An automatic arrival time picking algorithm of P-wave based on adaptive characteristic function

Abstract

The accuracy of arrival time and picking speed are significant issues in terms of micro-seismic identification, location, travel-time tomography, as well as source mechanism. In order to detect small changes in signal amplitude and frequency with different signal-to-noise ratios (SNRs), the Allen's characteristic function (Allen's CF) was modified to an adaptive characteristic function (ACF) by relative time series and relative energy coefficients which was compared with the Allen's CF, Baer's CF, and Sedlak's CF. Then, an algorithm for S/L-AIC picker based on ACF for automatic P-wave arrival time picking was presented by the short-term-average to long-term-average ratios (STA/LTA) picker and the Akaike Information Criterion (AIC). In addition, the algorithm was applied to a dataset acquired by a local micro-seismic network at the Jing-Gong coal mine in Shanxi, China, which was compared with a two-step AIC picker, using the original manual selection as a reference to verify the reliability and robustness of the algorithm.
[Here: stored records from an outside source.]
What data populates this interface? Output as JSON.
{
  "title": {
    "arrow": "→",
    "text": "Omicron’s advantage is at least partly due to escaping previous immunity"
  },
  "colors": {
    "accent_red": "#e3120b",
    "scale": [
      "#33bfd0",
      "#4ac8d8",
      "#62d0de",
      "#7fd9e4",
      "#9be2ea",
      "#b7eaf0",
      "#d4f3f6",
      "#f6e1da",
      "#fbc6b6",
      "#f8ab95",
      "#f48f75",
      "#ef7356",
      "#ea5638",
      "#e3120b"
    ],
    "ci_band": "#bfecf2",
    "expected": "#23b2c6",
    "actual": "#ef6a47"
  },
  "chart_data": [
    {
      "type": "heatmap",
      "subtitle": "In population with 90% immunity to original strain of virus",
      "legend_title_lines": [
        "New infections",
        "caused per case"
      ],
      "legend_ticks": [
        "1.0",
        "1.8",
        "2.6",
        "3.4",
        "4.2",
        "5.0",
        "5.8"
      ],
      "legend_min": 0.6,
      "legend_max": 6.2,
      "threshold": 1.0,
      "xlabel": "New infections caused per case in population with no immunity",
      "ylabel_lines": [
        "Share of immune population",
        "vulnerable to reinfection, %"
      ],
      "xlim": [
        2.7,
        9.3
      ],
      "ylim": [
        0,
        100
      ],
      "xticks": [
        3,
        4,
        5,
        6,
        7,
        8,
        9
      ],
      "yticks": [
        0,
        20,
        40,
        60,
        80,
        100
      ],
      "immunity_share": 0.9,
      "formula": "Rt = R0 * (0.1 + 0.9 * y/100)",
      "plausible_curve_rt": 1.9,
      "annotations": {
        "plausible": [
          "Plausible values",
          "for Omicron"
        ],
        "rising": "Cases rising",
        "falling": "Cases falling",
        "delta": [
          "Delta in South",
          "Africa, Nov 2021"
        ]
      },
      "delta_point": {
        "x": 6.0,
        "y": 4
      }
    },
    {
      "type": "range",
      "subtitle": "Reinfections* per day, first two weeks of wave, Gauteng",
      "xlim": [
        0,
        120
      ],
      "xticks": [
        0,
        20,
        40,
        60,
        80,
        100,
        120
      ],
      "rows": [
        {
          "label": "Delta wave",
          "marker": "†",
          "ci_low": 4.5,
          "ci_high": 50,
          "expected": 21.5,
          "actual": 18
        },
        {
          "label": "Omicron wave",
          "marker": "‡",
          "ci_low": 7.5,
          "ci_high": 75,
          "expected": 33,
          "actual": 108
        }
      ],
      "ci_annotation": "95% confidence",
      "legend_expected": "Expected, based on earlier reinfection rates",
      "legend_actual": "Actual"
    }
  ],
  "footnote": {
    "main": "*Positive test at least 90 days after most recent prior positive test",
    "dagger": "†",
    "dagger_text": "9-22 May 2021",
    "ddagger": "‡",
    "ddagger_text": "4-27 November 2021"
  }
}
Furthermore, the influence of five basic parameters on the accuracy of the S/L-AIC picker based on ACF was discussed by orthogonal tests. The results highlighted that: 81 % of the automatic picks processed by the S/L-AIC picker based on ACF were within +4 ms of deviation, while 66.3 % of the automatic picks processed by the two-step AIC picker were within the same error range; Compared with the other CFs, the ACF applied to the S/L-AIC algorithm performs better for low-SNR data and confirms more accurate and stable results. This study highlights that accurate automatic P-wave arrival time determination is feasible when using the S/L-AIC picker based on ACF.